Then again, California has low property taxes, relatively low food costs for good quality food, and a climate amenable to solar energy. Coastal areas also have a climate that promotes low energy usage, so even if electricity is expensive, cost of living is kept under control.
It’s not all bad. Also betting that for every person leaving, there’s another coming in either from further east or from abroad. Same deal with people whinging being people leaving NYC or NJ. The replacement rate (mostly from abroad) is good enough to not cause a population loss.[/quote]
The problem is you only have low property taxes IF you bought a long time ago. This is why all my family/relatives have no incentive/plans to move since their highest expense (housing) is locked in at a very low rate with property tax rates from the 70s/80s…

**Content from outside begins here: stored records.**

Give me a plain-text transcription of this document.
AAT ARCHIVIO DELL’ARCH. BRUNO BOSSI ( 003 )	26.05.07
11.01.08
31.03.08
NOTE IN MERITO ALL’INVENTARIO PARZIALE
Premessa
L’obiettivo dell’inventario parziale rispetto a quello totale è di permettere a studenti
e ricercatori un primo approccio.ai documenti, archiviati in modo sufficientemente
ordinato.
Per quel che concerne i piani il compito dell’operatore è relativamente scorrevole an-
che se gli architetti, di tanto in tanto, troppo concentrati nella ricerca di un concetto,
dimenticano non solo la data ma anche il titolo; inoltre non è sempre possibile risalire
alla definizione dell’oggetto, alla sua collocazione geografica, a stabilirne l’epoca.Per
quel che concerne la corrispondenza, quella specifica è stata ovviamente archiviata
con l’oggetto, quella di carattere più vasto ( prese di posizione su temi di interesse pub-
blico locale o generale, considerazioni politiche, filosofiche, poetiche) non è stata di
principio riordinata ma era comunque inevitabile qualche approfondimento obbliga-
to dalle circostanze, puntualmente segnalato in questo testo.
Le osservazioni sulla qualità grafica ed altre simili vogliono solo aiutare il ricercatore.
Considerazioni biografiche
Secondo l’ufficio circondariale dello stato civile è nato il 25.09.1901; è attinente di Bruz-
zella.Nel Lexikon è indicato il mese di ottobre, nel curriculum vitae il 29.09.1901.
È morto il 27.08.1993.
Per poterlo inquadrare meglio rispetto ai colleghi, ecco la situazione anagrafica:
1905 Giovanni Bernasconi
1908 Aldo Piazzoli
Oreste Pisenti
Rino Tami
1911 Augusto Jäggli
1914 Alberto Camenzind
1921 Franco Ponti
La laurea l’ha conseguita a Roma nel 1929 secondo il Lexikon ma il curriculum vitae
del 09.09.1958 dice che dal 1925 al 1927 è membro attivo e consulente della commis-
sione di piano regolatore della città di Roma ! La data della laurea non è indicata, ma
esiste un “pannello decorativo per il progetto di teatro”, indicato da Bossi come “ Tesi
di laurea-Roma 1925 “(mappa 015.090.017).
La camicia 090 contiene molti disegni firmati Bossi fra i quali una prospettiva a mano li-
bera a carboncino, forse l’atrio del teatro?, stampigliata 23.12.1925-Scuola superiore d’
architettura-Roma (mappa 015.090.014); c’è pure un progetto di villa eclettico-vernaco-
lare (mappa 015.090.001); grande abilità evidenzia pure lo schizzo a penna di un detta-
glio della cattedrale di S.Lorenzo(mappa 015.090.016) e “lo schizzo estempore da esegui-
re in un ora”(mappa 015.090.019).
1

However, take a look at it as a young professional recently graduated and working for 5 years making, say 60k or even 120k dual professional income in the bay area…
I don’t know prices anymore so I am guessing and someone can correct me, but ANY house in a good school district with say a mere 1000 sqft is probably well over 700k. That’s hard for someone making 200k+, let along a younger professional who has worked for say 5 years or so, who wants to get married, start a family, etc…to get into. I think these are the people who should/will leave IMO since their taxes are high, can’t get a house to start a family in a good school district, and is the “middle-class” of old (the middle class now making household 45k are sorta in poverty IMO).
CA generally does have a lot of migration and second home purchases from people in China and Asia in general I think (asians like to live with other asians) so this helps with housing prices.
Some places in LA and UC Irvine I think is heavily at or near 50% asian already (which many people who aren’t asian tend to not like so more reasons to move).